This blog was originally published in the Toronto Star.
This may not be what you expect to hear from someone who spends their days working for improved domestic climate change policy: the biggest drivers of Canadian climate policy in 2024 and beyond won’t come from Ottawa, but from Washington and Brussels.
That’s right: with the United States and the European Union setting the pace with two major policy initiatives, Canada has no choice but to keep up. And in both cases, Canada already has a response at hand: robust industrial carbon pricing.
The first of these policies, the 2022 U.S. Inflation Reduction Act, is a monumental piece of legislation that’s supercharging the clean economy and cutting climate pollution south of the border.

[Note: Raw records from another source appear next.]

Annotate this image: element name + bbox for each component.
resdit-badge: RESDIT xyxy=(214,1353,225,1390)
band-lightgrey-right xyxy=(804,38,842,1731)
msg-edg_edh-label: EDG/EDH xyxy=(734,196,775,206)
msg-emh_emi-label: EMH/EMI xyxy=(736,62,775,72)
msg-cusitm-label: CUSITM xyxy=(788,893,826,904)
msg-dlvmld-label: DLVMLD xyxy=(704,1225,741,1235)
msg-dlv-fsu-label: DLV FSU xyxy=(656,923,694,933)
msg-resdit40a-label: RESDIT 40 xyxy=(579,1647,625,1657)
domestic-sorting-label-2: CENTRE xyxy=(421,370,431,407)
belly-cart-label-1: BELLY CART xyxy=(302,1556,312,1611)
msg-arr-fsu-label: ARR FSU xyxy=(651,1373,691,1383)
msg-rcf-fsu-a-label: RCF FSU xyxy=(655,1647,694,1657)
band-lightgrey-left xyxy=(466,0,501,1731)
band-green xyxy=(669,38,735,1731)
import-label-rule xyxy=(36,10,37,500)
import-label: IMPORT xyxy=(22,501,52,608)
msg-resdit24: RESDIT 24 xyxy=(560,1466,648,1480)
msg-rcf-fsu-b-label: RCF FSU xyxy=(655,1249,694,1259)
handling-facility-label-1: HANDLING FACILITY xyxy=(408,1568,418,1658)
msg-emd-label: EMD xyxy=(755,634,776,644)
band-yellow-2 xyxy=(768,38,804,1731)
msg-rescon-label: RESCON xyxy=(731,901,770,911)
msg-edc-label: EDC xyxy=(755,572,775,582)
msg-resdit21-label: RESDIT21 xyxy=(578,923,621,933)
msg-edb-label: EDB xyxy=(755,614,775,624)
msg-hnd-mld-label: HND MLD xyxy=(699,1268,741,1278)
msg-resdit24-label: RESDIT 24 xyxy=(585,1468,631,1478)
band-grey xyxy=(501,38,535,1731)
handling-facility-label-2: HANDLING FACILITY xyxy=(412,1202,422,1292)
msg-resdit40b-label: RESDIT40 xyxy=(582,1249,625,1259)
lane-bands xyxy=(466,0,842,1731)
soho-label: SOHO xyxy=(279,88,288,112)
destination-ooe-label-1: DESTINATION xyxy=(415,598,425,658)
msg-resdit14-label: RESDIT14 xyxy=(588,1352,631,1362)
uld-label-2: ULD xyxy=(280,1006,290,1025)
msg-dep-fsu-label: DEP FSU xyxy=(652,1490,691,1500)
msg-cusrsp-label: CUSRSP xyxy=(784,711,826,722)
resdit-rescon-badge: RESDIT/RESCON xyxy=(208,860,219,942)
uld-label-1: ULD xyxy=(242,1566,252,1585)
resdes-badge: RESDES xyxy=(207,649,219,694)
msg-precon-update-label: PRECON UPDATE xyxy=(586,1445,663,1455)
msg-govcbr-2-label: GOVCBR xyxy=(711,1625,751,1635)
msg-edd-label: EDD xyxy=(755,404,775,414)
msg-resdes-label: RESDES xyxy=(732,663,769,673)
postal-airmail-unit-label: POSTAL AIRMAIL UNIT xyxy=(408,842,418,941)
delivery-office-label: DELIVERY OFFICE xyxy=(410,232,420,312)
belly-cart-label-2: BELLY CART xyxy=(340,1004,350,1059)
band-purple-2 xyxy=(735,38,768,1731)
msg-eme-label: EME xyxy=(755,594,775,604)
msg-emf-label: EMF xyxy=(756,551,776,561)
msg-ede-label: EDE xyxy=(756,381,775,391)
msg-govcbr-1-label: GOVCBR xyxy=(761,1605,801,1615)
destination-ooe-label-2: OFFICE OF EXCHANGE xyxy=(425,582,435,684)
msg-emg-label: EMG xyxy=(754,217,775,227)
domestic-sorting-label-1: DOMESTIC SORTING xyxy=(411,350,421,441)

Alongside two other bills that passed with bipartisan support (the Bipartisan Infrastructure Deal and the CHIPS and Science Act), it’s reorienting the North American economy in fundamental ways.
The U.S. has seen $225 billion in clean growth investment over the past year, according to the Clean Investment Monitor, which tracks these developments in detail. That represents a huge increase—up 38 per cent from the previous year— and includes tangible investments in every corner of the country to support things like clean energy manufacturing and deployment, electric vehicle uptake and supply chains, building electrification, and more.

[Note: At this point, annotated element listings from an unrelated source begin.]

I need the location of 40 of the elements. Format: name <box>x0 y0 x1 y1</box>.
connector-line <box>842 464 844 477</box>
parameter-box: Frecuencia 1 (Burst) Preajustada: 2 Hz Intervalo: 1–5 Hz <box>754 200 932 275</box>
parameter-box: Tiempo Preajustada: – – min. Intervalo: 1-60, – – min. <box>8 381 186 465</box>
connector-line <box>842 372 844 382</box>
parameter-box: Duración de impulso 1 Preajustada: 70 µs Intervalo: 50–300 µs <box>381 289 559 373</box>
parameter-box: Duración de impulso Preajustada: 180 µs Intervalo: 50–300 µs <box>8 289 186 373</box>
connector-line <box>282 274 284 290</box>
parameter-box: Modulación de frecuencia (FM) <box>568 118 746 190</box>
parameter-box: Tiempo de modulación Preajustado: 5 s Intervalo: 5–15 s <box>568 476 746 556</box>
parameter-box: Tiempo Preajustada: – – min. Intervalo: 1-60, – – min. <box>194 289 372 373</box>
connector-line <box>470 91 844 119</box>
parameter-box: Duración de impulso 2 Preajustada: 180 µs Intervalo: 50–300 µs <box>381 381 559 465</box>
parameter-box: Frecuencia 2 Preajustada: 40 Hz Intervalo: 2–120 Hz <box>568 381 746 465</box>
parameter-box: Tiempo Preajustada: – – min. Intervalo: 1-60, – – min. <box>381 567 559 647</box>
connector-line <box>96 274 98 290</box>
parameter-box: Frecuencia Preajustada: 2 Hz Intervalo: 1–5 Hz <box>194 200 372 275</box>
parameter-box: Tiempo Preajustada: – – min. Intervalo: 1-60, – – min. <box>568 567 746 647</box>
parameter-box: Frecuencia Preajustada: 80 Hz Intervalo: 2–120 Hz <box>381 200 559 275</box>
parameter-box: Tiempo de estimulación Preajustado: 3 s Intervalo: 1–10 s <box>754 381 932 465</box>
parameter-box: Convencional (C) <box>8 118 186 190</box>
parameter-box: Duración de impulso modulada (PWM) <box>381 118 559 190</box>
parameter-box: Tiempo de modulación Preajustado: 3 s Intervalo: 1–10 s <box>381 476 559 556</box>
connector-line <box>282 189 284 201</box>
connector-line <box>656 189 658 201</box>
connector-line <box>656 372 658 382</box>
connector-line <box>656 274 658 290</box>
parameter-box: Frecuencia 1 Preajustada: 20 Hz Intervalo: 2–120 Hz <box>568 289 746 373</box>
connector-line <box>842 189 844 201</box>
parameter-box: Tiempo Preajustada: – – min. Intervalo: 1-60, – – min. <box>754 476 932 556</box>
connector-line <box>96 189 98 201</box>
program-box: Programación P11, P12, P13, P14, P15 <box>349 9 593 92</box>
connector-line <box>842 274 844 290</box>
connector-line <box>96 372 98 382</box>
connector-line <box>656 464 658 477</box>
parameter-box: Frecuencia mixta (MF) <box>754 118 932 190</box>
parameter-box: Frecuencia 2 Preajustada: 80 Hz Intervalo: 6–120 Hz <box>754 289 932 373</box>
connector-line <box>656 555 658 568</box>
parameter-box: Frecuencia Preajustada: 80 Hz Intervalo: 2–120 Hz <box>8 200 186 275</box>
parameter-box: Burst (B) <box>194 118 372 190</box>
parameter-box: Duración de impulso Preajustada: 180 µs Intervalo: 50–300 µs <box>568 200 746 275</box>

This transformation in the industrial strategy of our largest trading partner matters a great deal for Canada’s future prosperity — the Business Council of Canada calling it a “game-changer” and a “tectonic shift.” It piles onto a broader global trend that has seen exponential growth in clean sectors worldwide. In China, investment in clean energy sectors was almost as large as total global investments in fossil fuel supply last year, making clean energy the largest driver in the country’s economic growth in 2023.
The second development shaping Canada’s economic prospects is the arrival of carbon border adjustments in Europe. Carbon border adjustments are basically tariffs on imported goods that don’t price-in the cost of their climate pollution through a carbon price.
The European Union began phasing in its carbon tariff last October, and will eventually apply the carbon price that domestic manufacturers already face to imported goods coming from places like Canada—unless they have an equivalent carbon price in their home country. The United Kingdom is also poised to follow suit with its own carbon border adjustment by 2027.
There’s even a growing chance that America implements something similar. In the U.S., there have already been four pieces of legislation related to carbon border adjustments put forward for lawmakers to consider. Betting Canada’s prosperity on none of these proposals coming into law is a remarkably risky prospect.
The U.S. is Canada’s largest trading partner, and the European Union and the U.K. its second and third respectively. Maintaining and strengthening Canada’s industrial carbon pricing system to align with these announcements is an absolute necessity for Canadian competitiveness.
Industrial carbon pricing supports competitiveness on three fronts. First, if designed well, it means lower-polluting firms can generate and sell credits, allowing them to compete with the U.S. Second, it can keep carbon tariffs off our exports to our largest trading partners. And third, it has been designed to create incentives for more heavily polluting firms to reduce emissions without undermining their competitiveness.
Taken together, these developments make abundantly clear that for Canada, good climate policy is good economic policy. This is especially true for our large, export-oriented industries. The economic case for keeping in place strong policies like industrial carbon pricing and other smart regulations, as well as targeted incentives to spur the clean transition here at home, has never been stronger.
Significantly, even given the volatile political winds blowing this year, carbon border adjustments in Europe and the U.K. have significant support from conservative parties. And the U.S. Inflation Reduction Act is unlikely to be dismantled even if the Republicans prevail in the November election.
Here’s the bottom line: the die is cast on the global clean energy transition. Momentum is building and business is demanding access to clean electricity and clean supply chains as a must-have for investment.
Canada lets itself fall behind at its peril.